El primer examen llegará pronto. Sigue pendiente la discusión de la prisión preventiva oficiosa, un punto donde chocan la inercia punitiva y los estándares interamericanos. Allí veremos si la nueva Corte decide con Constitución en mano o con termómetro político. Vendrán además controversias sobre federalismo fiscal, energía y seguridad pública, frentes donde se juega la calidad del Estado de derecho y la certidumbre para invertir, producir y vivir sin arbitrariedad. Cada resolución contará más que cualquier discurso de inauguración.
Desde Sinaloa conviene decirlo sin adornos. Una Corte independiente se nota en la vida cotidiana. Define márgenes para que el campo y la agroindustria no naufraguen en reglas caprichosas, para que los estados no queden indefensos ante recortes discrecionales y para que la seguridad pública no se convierta en un cheque en blanco. Un tribunal capturado se siente en el recibo de luz, en el costo del crédito y en la indefensión de las víctimas. Tenemos, por tanto, motivos de sobra para exigir una Corte que incomode a todos y que rinda cuentas a través de razones públicas.
No me apunto al fatalismo ni al aplauso automático. La Cuarta Transformación quiso y pudo rediseñar el Poder Judicial, y lo hizo con los votos suficientes. La responsabilidad que sigue es demostrar que el rediseño no busca domesticar al juez incómodo, sino mejorar el acceso a la justicia y la calidad de las resoluciones. La responsabilidad del nuevo Pleno es mayor todavía. Deberá probar, caso por caso, que no es una extensión del partido gobernante ni un bloque de consigna, sino un tribunal constitucional que honra la idea de límite. La legitimidad democrática de origen no sustituye la independencia de ejercicio.

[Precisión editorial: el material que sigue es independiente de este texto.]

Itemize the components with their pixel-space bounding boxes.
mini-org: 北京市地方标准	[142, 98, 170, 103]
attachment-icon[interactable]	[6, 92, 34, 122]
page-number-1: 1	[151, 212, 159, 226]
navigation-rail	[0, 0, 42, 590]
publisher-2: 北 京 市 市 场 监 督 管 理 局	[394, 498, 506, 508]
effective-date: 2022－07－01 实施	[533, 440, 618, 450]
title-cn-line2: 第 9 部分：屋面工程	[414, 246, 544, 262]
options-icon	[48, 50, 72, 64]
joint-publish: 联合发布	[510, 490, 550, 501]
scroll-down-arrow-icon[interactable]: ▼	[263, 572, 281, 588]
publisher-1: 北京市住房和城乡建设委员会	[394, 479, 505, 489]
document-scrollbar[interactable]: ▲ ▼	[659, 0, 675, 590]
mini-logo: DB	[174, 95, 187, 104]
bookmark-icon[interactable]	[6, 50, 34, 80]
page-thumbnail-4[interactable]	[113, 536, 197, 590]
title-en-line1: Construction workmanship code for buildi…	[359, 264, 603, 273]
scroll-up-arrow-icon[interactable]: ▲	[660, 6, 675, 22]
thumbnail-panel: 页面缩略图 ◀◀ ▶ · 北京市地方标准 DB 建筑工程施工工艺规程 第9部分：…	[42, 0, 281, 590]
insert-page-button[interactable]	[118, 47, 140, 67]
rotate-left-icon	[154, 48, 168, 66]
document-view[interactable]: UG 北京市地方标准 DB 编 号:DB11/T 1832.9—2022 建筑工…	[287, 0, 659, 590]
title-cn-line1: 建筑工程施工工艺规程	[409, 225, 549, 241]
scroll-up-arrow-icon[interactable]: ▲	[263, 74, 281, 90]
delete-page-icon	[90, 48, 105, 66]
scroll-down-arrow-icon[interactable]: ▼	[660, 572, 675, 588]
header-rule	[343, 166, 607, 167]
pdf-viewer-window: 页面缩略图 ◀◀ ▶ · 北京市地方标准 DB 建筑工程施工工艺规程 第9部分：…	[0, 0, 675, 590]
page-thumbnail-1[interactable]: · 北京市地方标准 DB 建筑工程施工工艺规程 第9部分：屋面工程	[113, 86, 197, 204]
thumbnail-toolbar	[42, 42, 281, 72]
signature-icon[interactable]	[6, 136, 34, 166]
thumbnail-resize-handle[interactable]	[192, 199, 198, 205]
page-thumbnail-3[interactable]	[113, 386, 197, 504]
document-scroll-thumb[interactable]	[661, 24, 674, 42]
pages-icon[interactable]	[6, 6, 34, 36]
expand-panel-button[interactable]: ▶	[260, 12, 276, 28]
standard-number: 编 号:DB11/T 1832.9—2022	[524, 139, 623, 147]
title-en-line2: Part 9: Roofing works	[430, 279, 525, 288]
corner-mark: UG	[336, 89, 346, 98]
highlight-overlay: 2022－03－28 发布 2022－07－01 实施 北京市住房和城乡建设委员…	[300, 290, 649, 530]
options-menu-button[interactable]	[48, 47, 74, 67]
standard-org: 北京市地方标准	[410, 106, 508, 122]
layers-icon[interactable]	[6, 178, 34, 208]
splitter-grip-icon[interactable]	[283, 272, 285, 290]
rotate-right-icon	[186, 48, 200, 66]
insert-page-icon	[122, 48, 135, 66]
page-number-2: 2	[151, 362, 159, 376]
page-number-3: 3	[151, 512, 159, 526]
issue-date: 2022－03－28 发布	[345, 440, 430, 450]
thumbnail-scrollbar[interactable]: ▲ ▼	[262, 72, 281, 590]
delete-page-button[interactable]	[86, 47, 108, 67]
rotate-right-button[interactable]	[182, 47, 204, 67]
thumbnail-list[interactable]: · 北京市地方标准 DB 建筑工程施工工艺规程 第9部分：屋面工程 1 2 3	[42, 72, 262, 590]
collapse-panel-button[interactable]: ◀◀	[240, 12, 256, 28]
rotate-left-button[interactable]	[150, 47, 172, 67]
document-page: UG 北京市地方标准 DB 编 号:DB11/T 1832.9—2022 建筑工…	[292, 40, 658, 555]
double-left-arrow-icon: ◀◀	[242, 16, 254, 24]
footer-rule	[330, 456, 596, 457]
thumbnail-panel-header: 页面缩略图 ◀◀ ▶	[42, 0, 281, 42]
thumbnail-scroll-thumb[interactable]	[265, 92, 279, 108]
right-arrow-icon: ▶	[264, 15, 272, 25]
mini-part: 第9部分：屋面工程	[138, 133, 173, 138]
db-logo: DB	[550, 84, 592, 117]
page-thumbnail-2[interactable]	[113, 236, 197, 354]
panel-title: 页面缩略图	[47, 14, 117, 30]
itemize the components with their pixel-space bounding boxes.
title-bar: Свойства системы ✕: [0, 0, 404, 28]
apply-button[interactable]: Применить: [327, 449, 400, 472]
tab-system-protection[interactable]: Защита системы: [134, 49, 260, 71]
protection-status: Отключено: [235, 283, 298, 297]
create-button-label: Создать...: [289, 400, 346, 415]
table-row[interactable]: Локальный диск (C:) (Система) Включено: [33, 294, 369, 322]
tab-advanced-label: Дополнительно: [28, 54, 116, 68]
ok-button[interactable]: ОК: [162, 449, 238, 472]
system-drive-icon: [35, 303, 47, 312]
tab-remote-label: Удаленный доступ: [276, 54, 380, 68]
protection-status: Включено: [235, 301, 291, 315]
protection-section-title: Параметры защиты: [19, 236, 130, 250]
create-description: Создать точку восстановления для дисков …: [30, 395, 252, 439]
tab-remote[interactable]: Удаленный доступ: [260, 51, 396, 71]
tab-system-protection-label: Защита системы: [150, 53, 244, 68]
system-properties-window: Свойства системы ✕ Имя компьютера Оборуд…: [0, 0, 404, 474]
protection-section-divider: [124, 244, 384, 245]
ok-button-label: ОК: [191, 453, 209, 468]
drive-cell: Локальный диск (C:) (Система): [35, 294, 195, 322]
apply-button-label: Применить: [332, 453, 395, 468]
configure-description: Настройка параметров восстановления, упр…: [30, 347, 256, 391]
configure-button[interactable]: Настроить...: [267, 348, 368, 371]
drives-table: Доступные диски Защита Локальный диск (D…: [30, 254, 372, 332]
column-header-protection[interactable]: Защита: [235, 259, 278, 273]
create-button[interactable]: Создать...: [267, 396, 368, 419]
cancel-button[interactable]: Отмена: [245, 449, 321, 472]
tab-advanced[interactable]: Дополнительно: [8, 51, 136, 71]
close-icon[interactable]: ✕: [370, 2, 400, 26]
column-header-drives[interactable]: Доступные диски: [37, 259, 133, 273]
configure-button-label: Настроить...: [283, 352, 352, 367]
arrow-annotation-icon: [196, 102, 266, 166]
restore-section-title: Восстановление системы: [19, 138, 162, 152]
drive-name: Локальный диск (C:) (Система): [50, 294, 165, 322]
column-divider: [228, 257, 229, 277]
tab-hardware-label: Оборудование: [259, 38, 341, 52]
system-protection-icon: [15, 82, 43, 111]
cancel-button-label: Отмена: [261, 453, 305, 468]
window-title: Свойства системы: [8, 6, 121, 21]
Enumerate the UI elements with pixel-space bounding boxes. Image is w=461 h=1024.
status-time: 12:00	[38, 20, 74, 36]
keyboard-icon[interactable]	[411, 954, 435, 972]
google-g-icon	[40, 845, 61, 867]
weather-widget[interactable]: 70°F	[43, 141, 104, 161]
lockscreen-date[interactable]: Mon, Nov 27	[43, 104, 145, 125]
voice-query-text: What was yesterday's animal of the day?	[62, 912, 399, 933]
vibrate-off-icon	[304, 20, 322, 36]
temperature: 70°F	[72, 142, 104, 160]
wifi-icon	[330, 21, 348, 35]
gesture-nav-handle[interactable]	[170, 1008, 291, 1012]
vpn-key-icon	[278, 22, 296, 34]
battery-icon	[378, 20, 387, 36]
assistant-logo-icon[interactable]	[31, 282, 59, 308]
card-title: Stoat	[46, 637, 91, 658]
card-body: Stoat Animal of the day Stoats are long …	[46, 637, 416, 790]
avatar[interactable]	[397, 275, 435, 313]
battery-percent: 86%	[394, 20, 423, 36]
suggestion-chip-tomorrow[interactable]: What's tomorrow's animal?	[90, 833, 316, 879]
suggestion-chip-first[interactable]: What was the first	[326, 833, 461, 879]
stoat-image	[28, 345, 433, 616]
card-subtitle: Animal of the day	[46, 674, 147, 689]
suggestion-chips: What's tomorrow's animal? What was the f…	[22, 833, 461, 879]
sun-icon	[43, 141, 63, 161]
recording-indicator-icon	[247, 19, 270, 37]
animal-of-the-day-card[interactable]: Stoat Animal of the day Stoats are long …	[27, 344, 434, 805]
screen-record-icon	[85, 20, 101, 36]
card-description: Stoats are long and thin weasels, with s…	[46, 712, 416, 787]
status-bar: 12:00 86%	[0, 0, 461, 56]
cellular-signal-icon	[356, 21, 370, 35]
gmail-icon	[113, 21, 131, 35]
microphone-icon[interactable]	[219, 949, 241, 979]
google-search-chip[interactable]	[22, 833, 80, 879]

Cierro con una certeza y una esperanza. La certeza es que el tiempo pondrá a prueba a esta nueva Corte más rápido de lo que muchos imaginan. La esperanza es que, a pesar del ruido, el peso de la Constitución, la técnica jurídica y el control social informado terminen imponiéndose sobre el cálculo coyuntural. Es lo que hay, sí. Falta ver si es, también, lo que necesitamos. Y eso se lee en las sentencias, no en la ceremonia.